Division of Molecular Pharmacology and Neuroscience, Nagasaki University Graduate School of Biomedical Sciences, 1-14 Bunkyo-machi, Nagasaki 852-8521, Japan.
Mol Pain. 2010 Nov 9;6:78. doi: 10.1186/1744-8069-6-78.
Although neuropathic pain is frequently observed in demyelinating diseases such as Guillain-Barré syndrome and multiple sclerosis, the molecular basis for the relationship between demyelination and neuropathic pain behaviors is poorly understood. Previously, we found that lysophosphatidic acid receptor (LPA1) signaling initiates sciatic nerve injury-induced neuropathic pain and demyelination.
In the present study, we have demonstrated that sciatic nerve injury induces marked demyelination accompanied by myelin-associated glycoprotein (MAG) down-regulation and damage of Schwann cell partitioning of C-fiber-containing Remak bundles in the sciatic nerve and dorsal root, but not in the spinal nerve. Demyelination, MAG down-regulation and Remak bundle damage in the dorsal root were abolished in LPA1 receptor-deficient (Lpar1-/-) mice, but these alterations were not observed in sciatic nerve. However, LPA-induced demyelination in ex vivo experiments was observed in the sciatic nerve, spinal nerve and dorsal root, all which express LPA1 transcript and protein.
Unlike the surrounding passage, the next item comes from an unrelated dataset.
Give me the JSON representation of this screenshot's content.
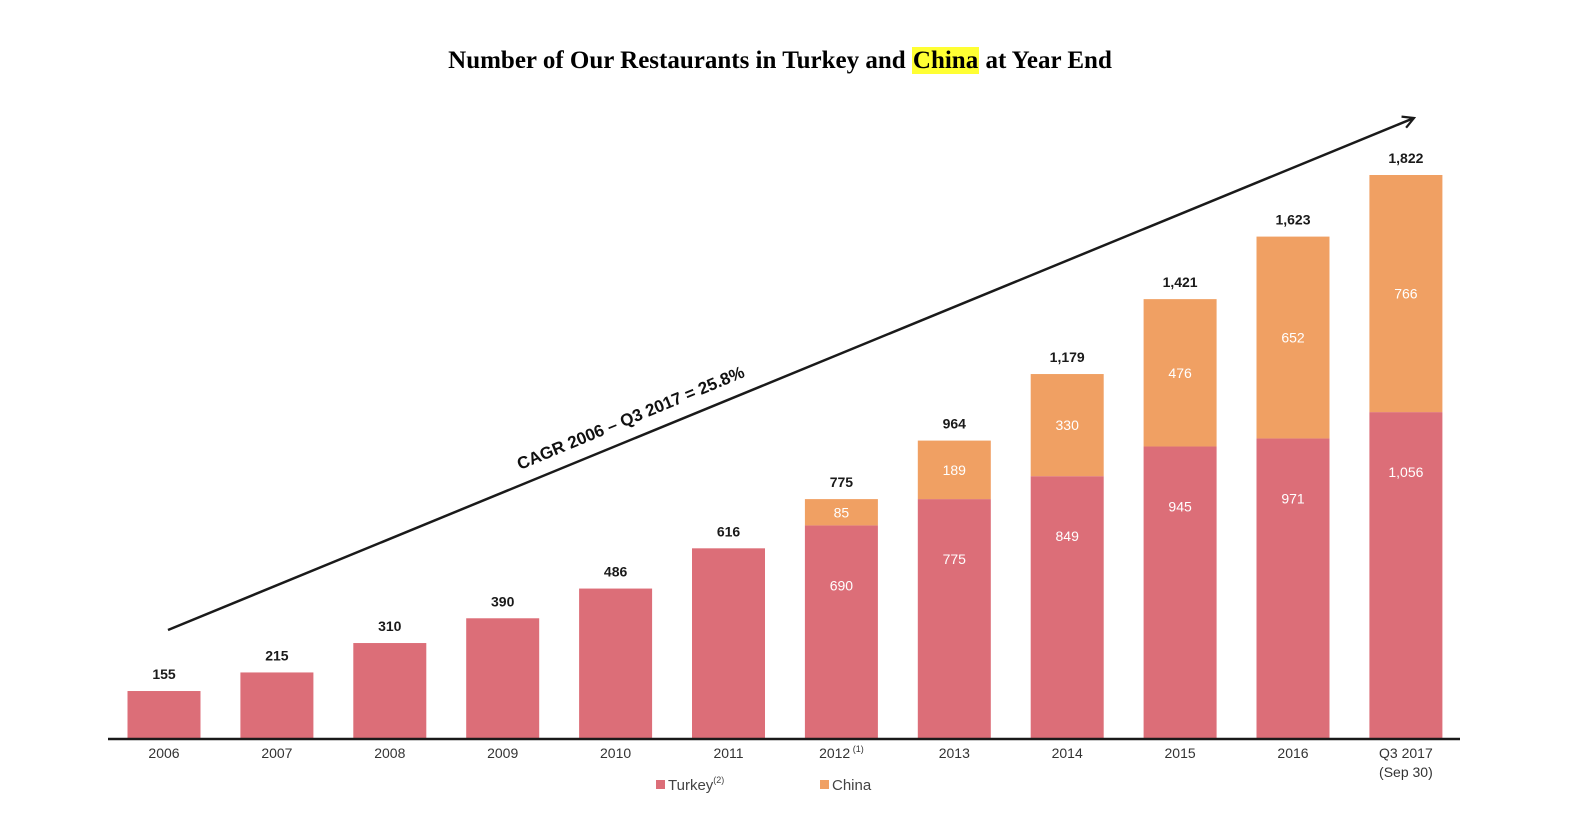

Nerve injury-induced dorsal root demyelination was markedly attenuated in mice heterozygous for autotaxin (atx+/-), which converts lysophosphatidylcholine (LPC) to LPA. Although the addition of LPC to ex vivo cultures of dorsal root fibers in the presence of recombinant ATX caused potent demyelination, it had no significant effect in the absence of ATX. On the other hand, intrathecal injection of LPC caused potent dorsal root demyelination, which was markedly attenuated or abolished in atx+/- or Lpar1-/- mice.
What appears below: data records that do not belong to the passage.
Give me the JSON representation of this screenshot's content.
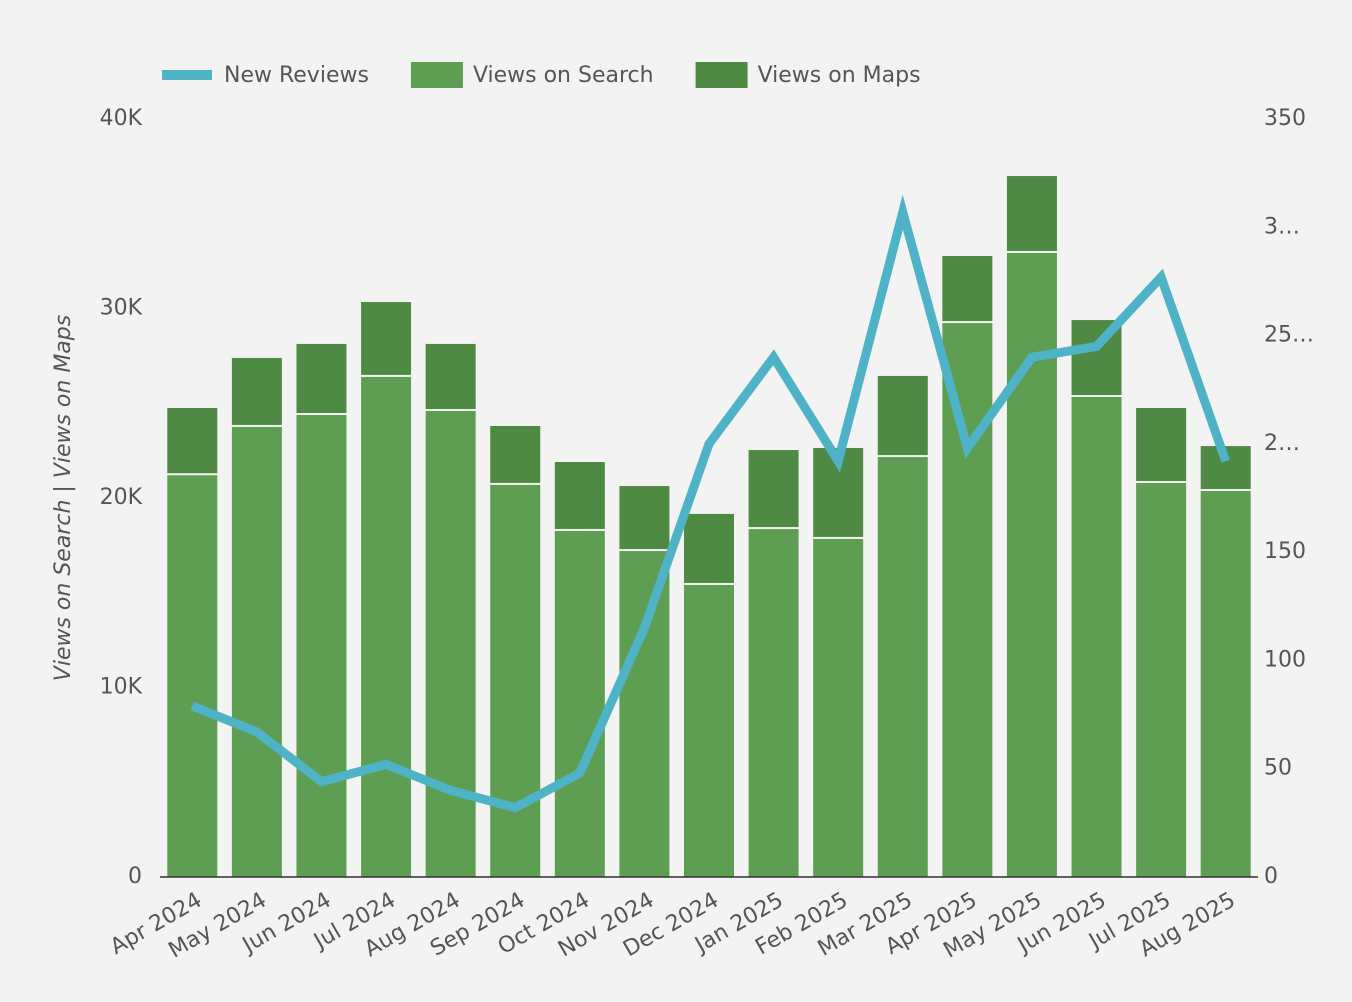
{
  "chart_data": {
    "type": "bar",
    "stacked": true,
    "y_label": "Views on Search | Views on Maps",
    "categories": [
      "Apr 2024",
      "May 2024",
      "Jun 2024",
      "Jul 2024",
      "Aug 2024",
      "Sep 2024",
      "Oct 2024",
      "Nov 2024",
      "Dec 2024",
      "Jan 2025",
      "Feb 2025",
      "Mar 2025",
      "Apr 2025",
      "May 2025",
      "Jun 2025",
      "Jul 2025",
      "Aug 2025"
    ],
    "series": [
      {
        "name": "New Reviews",
        "type": "line",
        "axis": "y2",
        "color": "#4fb3c8",
        "values": [
          79,
          67,
          44,
          52,
          40,
          32,
          48,
          115,
          200,
          240,
          192,
          307,
          198,
          240,
          245,
          277,
          192
        ]
      },
      {
        "name": "Views on Search",
        "type": "bar",
        "color": "#5e9e52",
        "values": [
          21200,
          23750,
          24380,
          26390,
          24590,
          20690,
          18260,
          17200,
          15410,
          18360,
          17840,
          22160,
          29230,
          32930,
          25330,
          20790,
          20370
        ]
      },
      {
        "name": "Views on Maps",
        "type": "bar",
        "color": "#4f8a44",
        "values": [
          3550,
          3640,
          3750,
          3950,
          3540,
          3110,
          3640,
          3430,
          3750,
          4170,
          4800,
          4280,
          3540,
          4060,
          4060,
          3960,
          2370
        ]
      }
    ],
    "ylim": [
      0,
      40000
    ],
    "yticks": [
      0,
      {
        "value": 10000,
        "label": "10K"
      },
      {
        "value": 20000,
        "label": "20K"
      },
      {
        "value": 30000,
        "label": "30K"
      },
      {
        "value": 40000,
        "label": "40K"
      }
    ],
    "y2lim": [
      0,
      350
    ],
    "y2ticks": [
      0,
      50,
      100,
      150,
      {
        "value": 200,
        "label": "2…"
      },
      {
        "value": 250,
        "label": "25…"
      },
      {
        "value": 300,
        "label": "3…"
      },
      350
    ],
    "legend": "top"
  }
}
These results suggest that LPA, which is converted from LPC by ATX, activates LPA1 receptors and induces dorsal root demyelination following nerve injury, which causes neuropathic pain.
尽管神经病理性疼痛在脱髓鞘疾病中很常见,如吉兰-巴雷综合征和多发性硬化症,但脱髓鞘与神经病理性疼痛行为之间的关系的分子基础仍知之甚少。此前,我们发现溶血磷脂酸受体(LPA1)信号启动坐骨神经损伤诱导的神经病理性疼痛和脱髓鞘。
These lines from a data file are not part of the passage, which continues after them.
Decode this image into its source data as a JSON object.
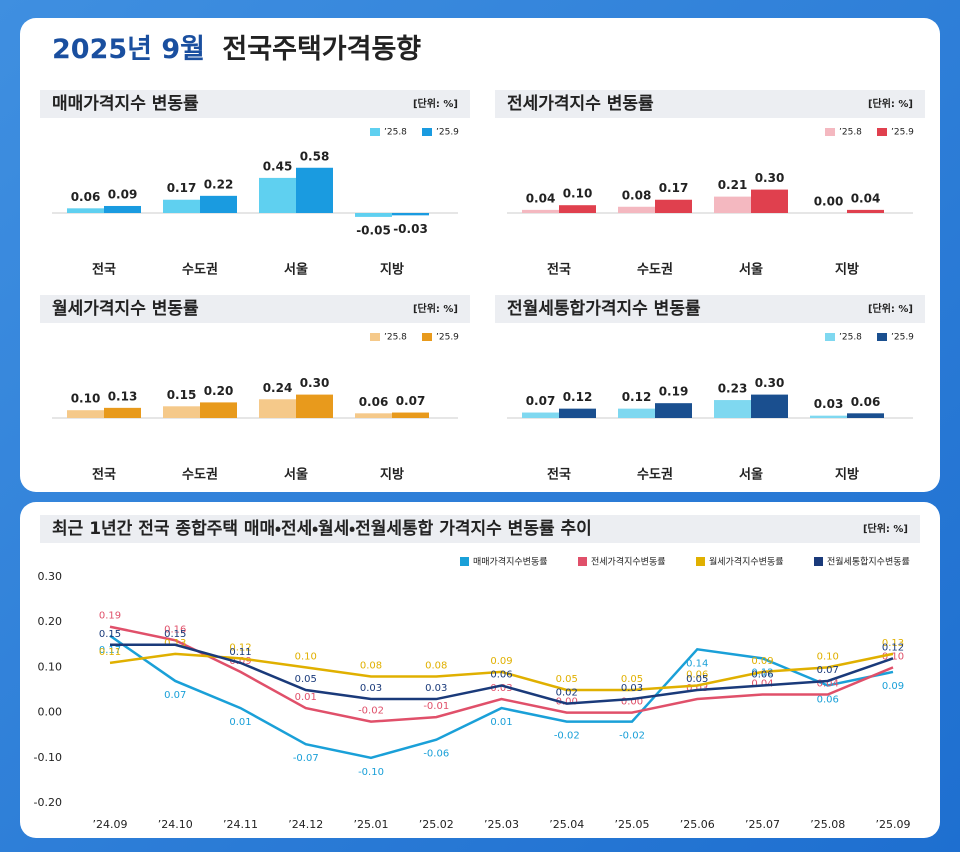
{
  "header": {
    "title_date": "2025년 9월",
    "title": "전국주택가격동향"
  },
  "chart_data": [
    {
      "type": "bar",
      "title": "매매가격지수 변동률",
      "unit": "[단위: %]",
      "categories": [
        "전국",
        "수도권",
        "서울",
        "지방"
      ],
      "series": [
        {
          "name": "’25.8",
          "color": "#5fd0f0",
          "values": [
            0.06,
            0.17,
            0.45,
            -0.05
          ],
          "value_labels": [
            "0.06",
            "0.17",
            "0.45",
            "-0.05"
          ]
        },
        {
          "name": "’25.9",
          "color": "#1a9be0",
          "values": [
            0.09,
            0.22,
            0.58,
            -0.03
          ],
          "value_labels": [
            "0.09",
            "0.22",
            "0.58",
            "-0.03"
          ]
        }
      ]
    },
    {
      "type": "bar",
      "title": "전세가격지수 변동률",
      "unit": "[단위: %]",
      "categories": [
        "전국",
        "수도권",
        "서울",
        "지방"
      ],
      "series": [
        {
          "name": "’25.8",
          "color": "#f4b8c0",
          "values": [
            0.04,
            0.08,
            0.21,
            0
          ],
          "value_labels": [
            "0.04",
            "0.08",
            "0.21",
            "0.00"
          ]
        },
        {
          "name": "’25.9",
          "color": "#e0404e",
          "values": [
            0.1,
            0.17,
            0.3,
            0.04
          ],
          "value_labels": [
            "0.10",
            "0.17",
            "0.30",
            "0.04"
          ]
        }
      ]
    },
    {
      "type": "bar",
      "title": "월세가격지수 변동률",
      "unit": "[단위: %]",
      "categories": [
        "전국",
        "수도권",
        "서울",
        "지방"
      ],
      "series": [
        {
          "name": "’25.8",
          "color": "#f5c98a",
          "values": [
            0.1,
            0.15,
            0.24,
            0.06
          ],
          "value_labels": [
            "0.10",
            "0.15",
            "0.24",
            "0.06"
          ]
        },
        {
          "name": "’25.9",
          "color": "#e89a1c",
          "values": [
            0.13,
            0.2,
            0.3,
            0.07
          ],
          "value_labels": [
            "0.13",
            "0.20",
            "0.30",
            "0.07"
          ]
        }
      ]
    },
    {
      "type": "bar",
      "title": "전월세통합가격지수 변동률",
      "unit": "[단위: %]",
      "categories": [
        "전국",
        "수도권",
        "서울",
        "지방"
      ],
      "series": [
        {
          "name": "’25.8",
          "color": "#7fd8f0",
          "values": [
            0.07,
            0.12,
            0.23,
            0.03
          ],
          "value_labels": [
            "0.07",
            "0.12",
            "0.23",
            "0.03"
          ]
        },
        {
          "name": "’25.9",
          "color": "#1a4f8f",
          "values": [
            0.12,
            0.19,
            0.3,
            0.06
          ],
          "value_labels": [
            "0.12",
            "0.19",
            "0.30",
            "0.06"
          ]
        }
      ]
    },
    {
      "type": "line",
      "title": "최근 1년간 전국 종합주택 매매・전세・월세・전월세통합 가격지수 변동률 추이",
      "unit": "[단위: %]",
      "categories": [
        "’24.09",
        "’24.10",
        "’24.11",
        "’24.12",
        "’25.01",
        "’25.02",
        "’25.03",
        "’25.04",
        "’25.05",
        "’25.06",
        "’25.07",
        "’25.08",
        "’25.09"
      ],
      "ylim": [
        -0.2,
        0.3
      ],
      "yticks": [
        {
          "value": 0.3,
          "label": "0.30"
        },
        {
          "value": 0.2,
          "label": "0.20"
        },
        {
          "value": 0.1,
          "label": "0.10"
        },
        {
          "value": 0,
          "label": "0.00"
        },
        {
          "value": -0.1,
          "label": "-0.10"
        },
        {
          "value": -0.2,
          "label": "-0.20"
        }
      ],
      "series": [
        {
          "name": "매매가격지수변동률",
          "color": "#1aa0d8",
          "values": [
            0.17,
            0.07,
            0.01,
            -0.07,
            -0.1,
            -0.06,
            0.01,
            -0.02,
            -0.02,
            0.14,
            0.12,
            0.06,
            0.09
          ],
          "value_labels": [
            "0.17",
            "0.07",
            "0.01",
            "-0.07",
            "-0.10",
            "-0.06",
            "0.01",
            "-0.02",
            "-0.02",
            "0.14",
            "0.12",
            "0.06",
            "0.09"
          ]
        },
        {
          "name": "전세가격지수변동률",
          "color": "#e0506a",
          "values": [
            0.19,
            0.16,
            0.09,
            0.01,
            -0.02,
            -0.01,
            0.03,
            0,
            0,
            0.03,
            0.04,
            0.04,
            0.1
          ],
          "value_labels": [
            "0.19",
            "0.16",
            "0.09",
            "0.01",
            "-0.02",
            "-0.01",
            "0.03",
            "0.00",
            "0.00",
            "0.03",
            "0.04",
            "0.04",
            "0.10"
          ]
        },
        {
          "name": "월세가격지수변동률",
          "color": "#e0b000",
          "values": [
            0.11,
            0.13,
            0.12,
            0.1,
            0.08,
            0.08,
            0.09,
            0.05,
            0.05,
            0.06,
            0.09,
            0.1,
            0.13
          ],
          "value_labels": [
            "0.11",
            "0.13",
            "0.12",
            "0.10",
            "0.08",
            "0.08",
            "0.09",
            "0.05",
            "0.05",
            "0.06",
            "0.09",
            "0.10",
            "0.13"
          ]
        },
        {
          "name": "전월세통합지수변동률",
          "color": "#1a3a7a",
          "values": [
            0.15,
            0.15,
            0.11,
            0.05,
            0.03,
            0.03,
            0.06,
            0.02,
            0.03,
            0.05,
            0.06,
            0.07,
            0.12
          ],
          "value_labels": [
            "0.15",
            "0.15",
            "0.11",
            "0.05",
            "0.03",
            "0.03",
            "0.06",
            "0.02",
            "0.03",
            "0.05",
            "0.06",
            "0.07",
            "0.12"
          ]
        }
      ]
    }
  ]
}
在本研究中,我们已经证明坐骨神经损伤会导致明显的脱髓鞘,伴随着髓鞘相关糖蛋白(MAG)下调以及坐骨神经和背根中 C 纤维所含 Remak 束的雪旺细胞分区损伤,但在脊髓神经中则不会。LPA1 受体缺陷(Lpar1-/-)小鼠中,背根中的脱髓鞘、MAG 下调和 Remak 束损伤被消除,但坐骨神经中则没有观察到这些改变。然而,在离体实验中观察到 LPA 诱导的坐骨神经、脊髓神经和背根脱髓鞘,这些部位均表达 LPA1 转录本和蛋白。神经损伤诱导的背根脱髓鞘在自动蛋白水解酶(atx+/-)杂合子小鼠中明显减弱,该酶将溶血磷脂酰胆碱(LPC)转化为 LPA。尽管在存在重组 ATX 的情况下,将 LPC 添加到背根纤维的离体培养物中会导致强烈的脱髓鞘,但在没有 ATX 的情况下则没有明显影响。另一方面,鞘内注射 LPC 会导致强烈的背根脱髓鞘,而在 atx+/-或 Lpar1-/-小鼠中则明显减弱或消除。
这些结果表明,ATX 将 LPC 转化为 LPA,LPA 激活 LPA1 受体,并在神经损伤后引起背根脱髓鞘,从而导致神经病理性疼痛。